The safety profile of tralokinumab in the two monotherapy trials was comparable with placebo.
In the ECZTRA studies, tralokinumab achieved significant improvement at week 16 in secondary endpoints including itch, health-related quality of life, and severity and extent of skin lesions.
How does tralokinumab, with its narrower focus targeting a single cytokine, stack up against dupilumab, the dual IL-13/IL-4 inhibitor that’s transformed the treatment of patients with moderate or severe AD?
Dr. Simpson, who was also principal investigator in a pivotal phase 3 trial for dupilumab, emphasized that no firm conclusions can be drawn because there have been no head-to-head comparative trials and the tralokinumab and dupilumab trials had different patient populations, geographic locations, and washout periods. With those caveats, however, he commented that, “just on the surface, numerically, for the monotherapy studies, dupilumab hit some higher targets than tralokinumab in terms of the percentage of patients clear or almost clear.”
In terms of safety, it appears that the risk of conjunctivitis may be lower with tralokinumab than dupilumab, with rates of 7% and 3% through 52 weeks in ECZTRA 1 and 2, respectively, versus 2% with placebo, although again this is “a caveated conclusion,” said Dr. Simpson, professor of dermatology at Oregon Health and Science University, Portland.
Tralokinumab combination therapy in ECZTRA 3
At 16 weeks, 39% of patients treated with tralokinumab plus topical corticosteroids had an IGA of 0/1 and 56% had an EASI-75 response, compared with 26% and 36% of patients on topical corticosteroids plus biweekly placebo injections.
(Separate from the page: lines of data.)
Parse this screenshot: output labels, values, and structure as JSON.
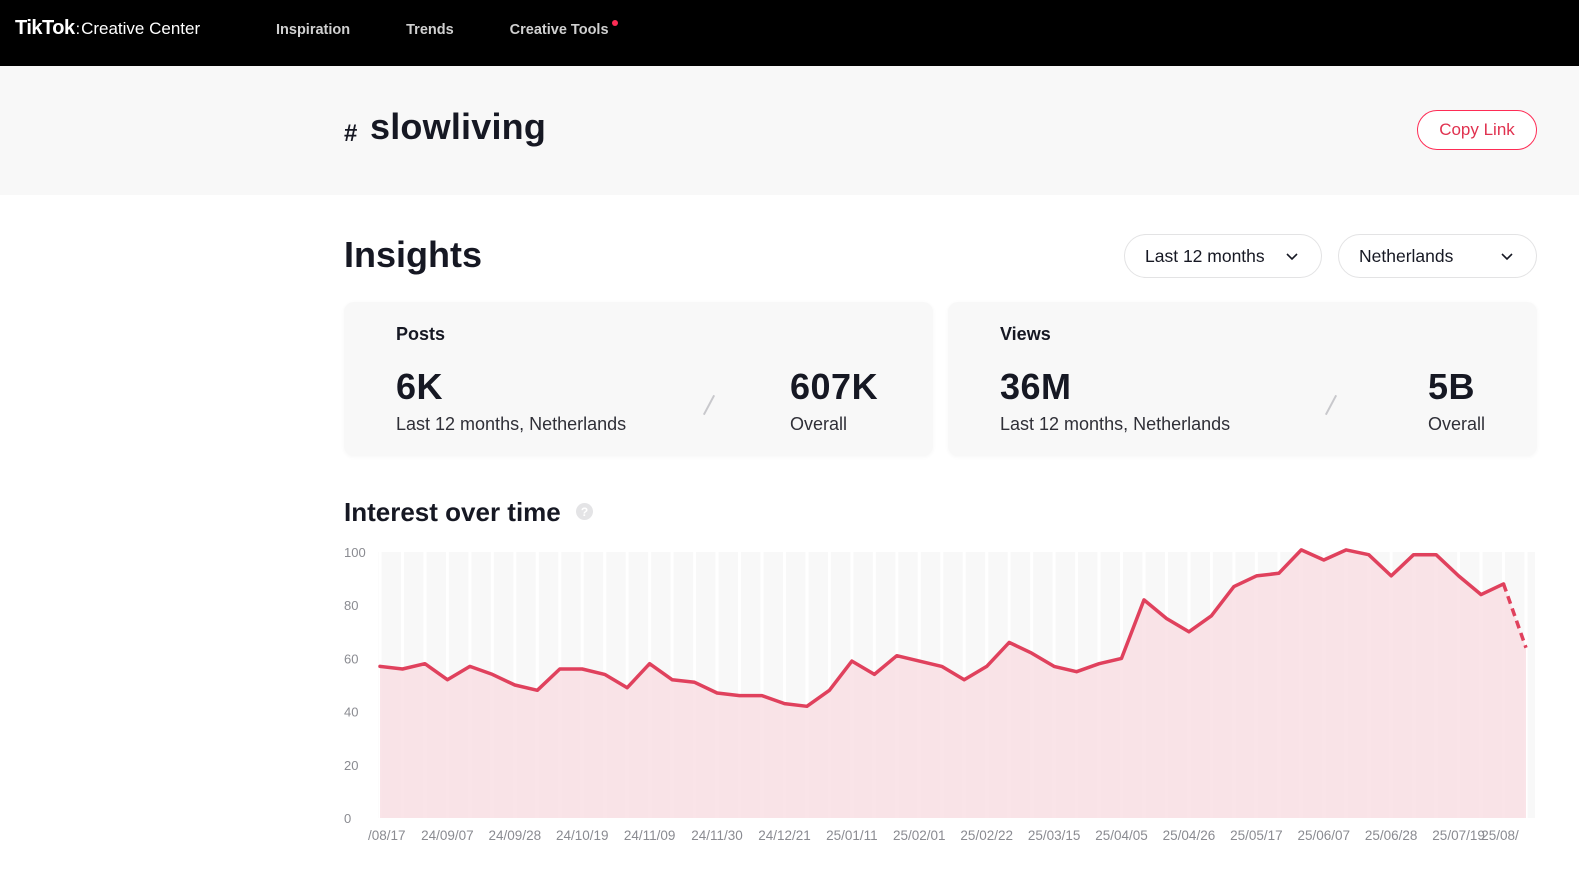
{
  "header": {
    "brand": "TikTok",
    "separator": ":",
    "product": "Creative Center",
    "nav": [
      {
        "label": "Inspiration"
      },
      {
        "label": "Trends"
      },
      {
        "label": "Creative Tools"
      }
    ]
  },
  "hero": {
    "hash": "#",
    "hashtag": "slowliving",
    "copy_link": "Copy Link"
  },
  "insights": {
    "title": "Insights",
    "period": "Last 12 months",
    "country": "Netherlands",
    "posts": {
      "label": "Posts",
      "value": "6K",
      "sub": "Last 12 months, Netherlands",
      "overall_value": "607K",
      "overall_label": "Overall"
    },
    "views": {
      "label": "Views",
      "value": "36M",
      "sub": "Last 12 months, Netherlands",
      "overall_value": "5B",
      "overall_label": "Overall"
    }
  },
  "interest": {
    "title": "Interest over time",
    "help": "?"
  },
  "colors": {
    "accent": "#fe2c55",
    "line": "#e0415d",
    "fill": "#f9dfe4"
  },
  "chart_data": {
    "type": "area",
    "title": "Interest over time",
    "ylim": [
      0,
      100
    ],
    "yticks": [
      0,
      20,
      40,
      60,
      80,
      100
    ],
    "xtick_labels": [
      "/08/17",
      "24/09/07",
      "24/09/28",
      "24/10/19",
      "24/11/09",
      "24/11/30",
      "24/12/21",
      "25/01/11",
      "25/02/01",
      "25/02/22",
      "25/03/15",
      "25/04/05",
      "25/04/26",
      "25/05/17",
      "25/06/07",
      "25/06/28",
      "25/07/19",
      "25/08/"
    ],
    "series": [
      {
        "name": "Interest",
        "values": [
          57,
          56,
          58,
          52,
          57,
          54,
          50,
          48,
          56,
          56,
          54,
          49,
          58,
          52,
          51,
          47,
          46,
          46,
          43,
          42,
          48,
          59,
          54,
          61,
          59,
          57,
          52,
          57,
          66,
          62,
          57,
          55,
          58,
          60,
          82,
          75,
          70,
          76,
          87,
          91,
          92,
          102,
          97,
          105,
          99,
          91,
          99,
          99,
          91,
          84,
          88,
          64
        ]
      }
    ]
  }
}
More than 90% of patients with a good clinical response at week 16 maintained that response at week 32 while on tralokinumab biweekly plus topical steroids. Among good responders at week 16 who were rerandomized to 300 mg of tralokinumab every 4 weeks plus topical steroids, 78% still had an IGA of 0/1 at week 32, and 91% had an EASI-75, reported Jonathan I. Silverberg, MD, PhD, director of clinical research and contact dermatitis at George Washington University, Washington.
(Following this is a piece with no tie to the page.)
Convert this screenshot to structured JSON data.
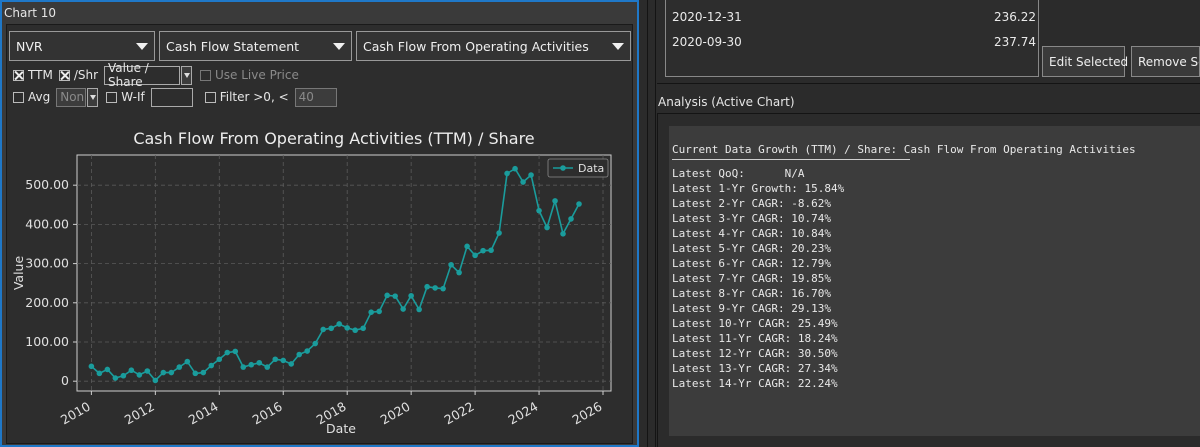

A randomized, placebo-controlled combination therapy study such as this provides information that’s especially useful in clinical practice, Dr. Simpson observed.
“When I’m talking to patients about any biologics or oral therapies, I usually quote the figures from the combination therapy studies because the vast majority of our patients are using topical therapy in addition to systemics,” he said in the interview.
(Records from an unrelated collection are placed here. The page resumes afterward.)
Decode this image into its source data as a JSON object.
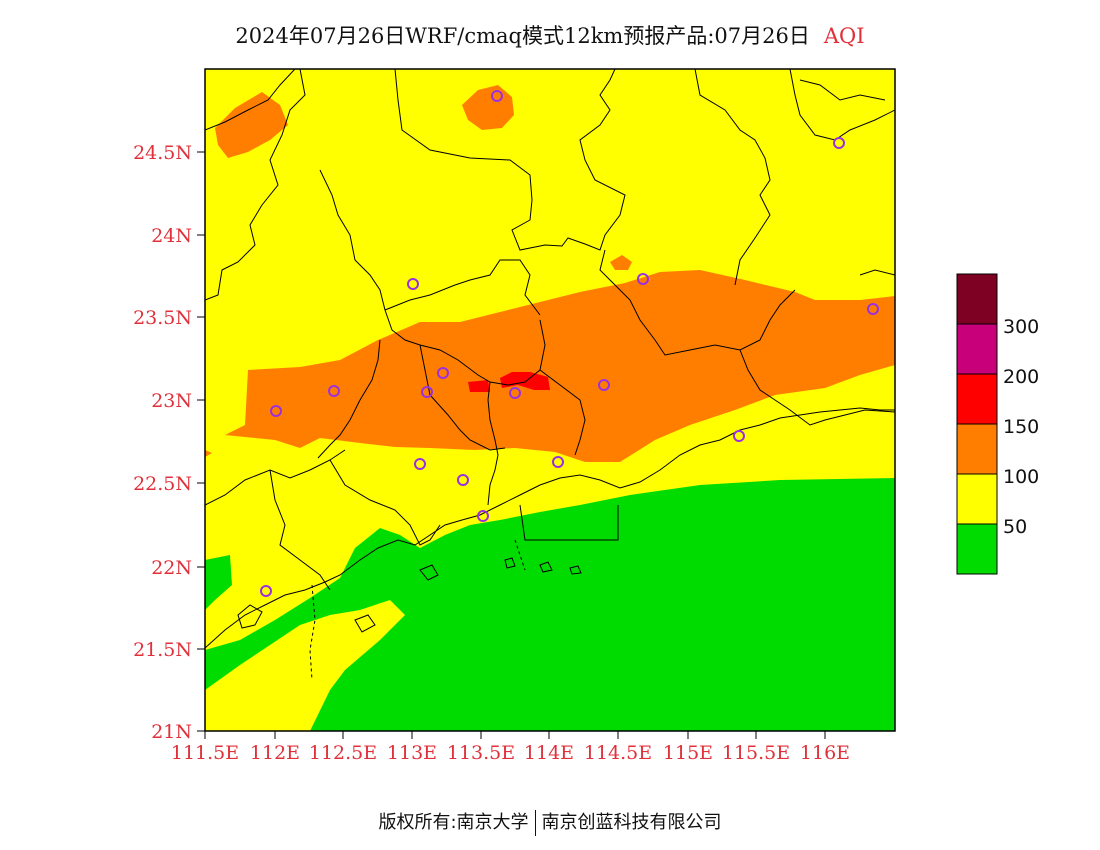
{
  "title": {
    "main": "2024年07月26日WRF/cmaq模式12km预报产品:07月26日",
    "variable": "AQI"
  },
  "axes": {
    "x_ticks": [
      "111.5E",
      "112E",
      "112.5E",
      "113E",
      "113.5E",
      "114E",
      "114.5E",
      "115E",
      "115.5E",
      "116E"
    ],
    "y_ticks": [
      "21N",
      "21.5N",
      "22N",
      "22.5N",
      "23N",
      "23.5N",
      "24N",
      "24.5N"
    ]
  },
  "legend": {
    "labels": [
      "50",
      "100",
      "150",
      "200",
      "300"
    ],
    "colors": [
      "#00dc00",
      "#ffff00",
      "#ff7e00",
      "#ff0000",
      "#c8007a",
      "#7e0023"
    ]
  },
  "colors": {
    "good": "#00dc00",
    "moderate": "#ffff00",
    "usg": "#ff7e00",
    "unhealthy": "#ff0000",
    "station": "#9b30e0",
    "label_red": "#e0303a"
  },
  "footer": {
    "left": "版权所有:南京大学",
    "right": "南京创蓝科技有限公司"
  }
}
Asked how he envisions tralokinumab’s role in clinical practice, should the drug receive regulatory approval, Dr. Simpson said that he welcomes the prospect of having an additional treatment option to discuss with patients. Tralokinumab could be considered either as first-line therapy in patients who are failing on topical therapy or for patients who don’t respond adequately to or experience limiting side effects on dupilumab.
“There isn’t any established, published treatment algorithm in atopic dermatitis, probably for good reason, since we don’t have data to tell us you should start here and then move there. Those are long, difficult studies to perform,” Dr. Simpson said.
LEO Pharma has announced that it has applied for marketing approval for tralokinumab to the European Medicines Agency and plans to do so with the Food and Drug Administration by year’s end.
Dr. Simpson reported receiving research grants from and serving as a consultant to LEO Pharma, sponsor of the ECZTRA trials. He has similar financial relationships with close to a dozen other pharmaceutical companies.